Report: Northwestern received Big Ten payout of roughly $54 million for fiscal year 2018

Sam Richie/TNS

Northwestern and the Big Ten’s nine other long-standing members received a record payout of $54 million for the 2018 fiscal year.

Ella Brockway, Sports Editor

The Big Ten raised nearly $759 million in revenue during the 2018 fiscal year, according to federal tax returns provided by the conference last week to USA Today. Northwestern and the conference’s other nine long-standing members received a record payout of an estimated $54 million, the highest among all major conferences in the country.

The high total revenue figure comes largely from the $2.64 billion media rights deal that the Big Ten officially announced in the summer of 2017 and the success of the Big Ten Network. The number is also projected to rise, especially after the conference signs a new media rights deal after the current one expires in 2023.

The conference reported $512.9 million in revenue for the 2017 fiscal year, making this past year’s total a 48 percent increase. The per-school distribution — given in full to the ten long-standing members like Northwestern and partially to Maryland and Rutgers, who both joined the Big Ten in 2014 — increased to roughly $54 million from $38.5 million in 2017, according to the report.

The $759 million total largely exceeds that of any other conference. In February, the SEC announced a total revenue of around $604 million and a per-school distribution of about $43.1 million. The payouts for the other three major conferences — the Big 12, the ACC and the Pac-12 — were each projected to fall below $37 million for the 2018 fiscal year.

USA Today also reported that long-standing Big Ten member institutions like Northwestern “received more money from one revenue source than the vast majority of Division I athletics departments had in total.” More than two-thirds of the 213 public-school athletic programs outside the Big Ten reported less than $54 million in operating revenue for fiscal 2017, the report said.

While conference per-school shares make up a large chunk of a university athletic department’s total operating revenue, ticket sales and sponsorship deals also contribute to that number. The most recently available data from the U.S. Education Department’s Equity in Athletics study showed that Northwestern’s grand total revenue across all sports was $92.3 million for the 2017 fiscal year.

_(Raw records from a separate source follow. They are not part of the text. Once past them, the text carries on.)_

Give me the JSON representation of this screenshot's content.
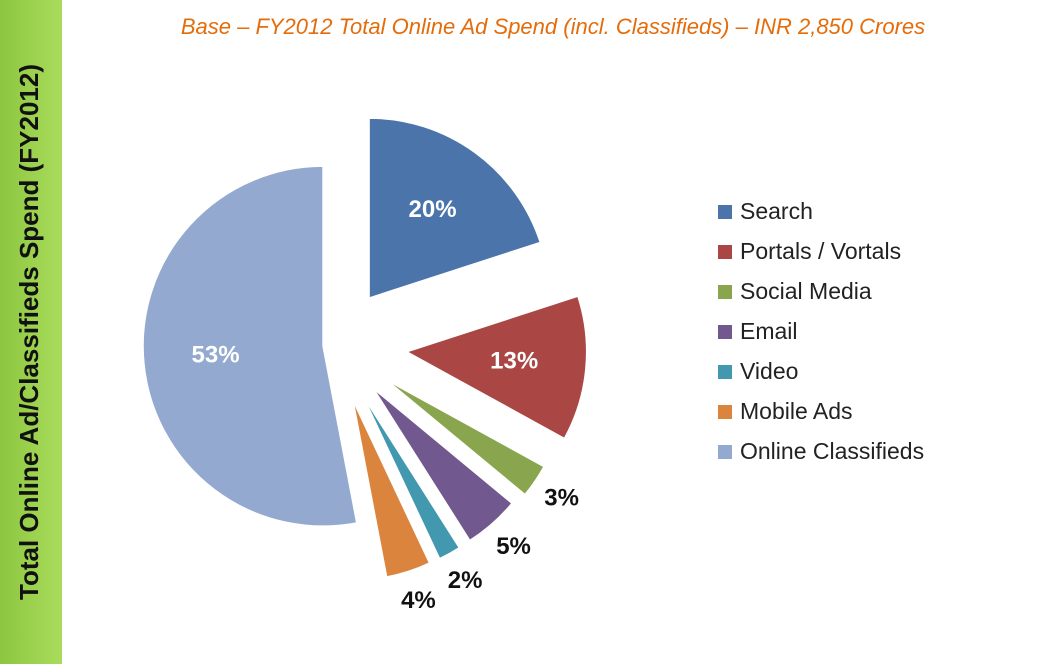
{
  "chart_data": {
    "type": "pie",
    "title": "Base – FY2012 Total Online Ad Spend (incl. Classifieds) – INR 2,850 Crores",
    "side_label": "Total Online Ad/Classifieds  Spend (FY2012)",
    "categories": [
      "Search",
      "Portals / Vortals",
      "Social Media",
      "Email",
      "Video",
      "Mobile Ads",
      "Online Classifieds"
    ],
    "values": [
      20,
      13,
      3,
      5,
      2,
      4,
      53
    ],
    "value_labels": [
      "20%",
      "13%",
      "3%",
      "5%",
      "2%",
      "4%",
      "53%"
    ],
    "colors": [
      "#4a74aa",
      "#aa4643",
      "#89a54e",
      "#71588f",
      "#4198af",
      "#db843d",
      "#93a9cf"
    ],
    "legend": "right"
  }
}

Northwestern’s number is an almost $8 million increase from fiscal year 2016, and a more than $60 million increase since 2003, the first year for which the data is available. The $92.3 million in revenue is still the second-lowest in the Big Ten, according to the department’s study — Ohio State and Michigan led the conference with reported revenues of nearly $204 million and $173 million, respectively.

Football revenue for Northwestern increased by nearly $11 million to a total of $49 million for fiscal year 2017. The men’s basketball program reported a $5 million increase to $19.6 million for 2017, the year it made the NCAA Tournament for the first time ever. The men’s and women’s golf teams reported the next two highest revenues, at $335,045 and $340,095 respectively.

A February report compiled by consulting firm College Sports Solutions for Rutgers University predicted that the full per-school distributions that Big Ten institutions receive will increase to more than $69 million by 2029.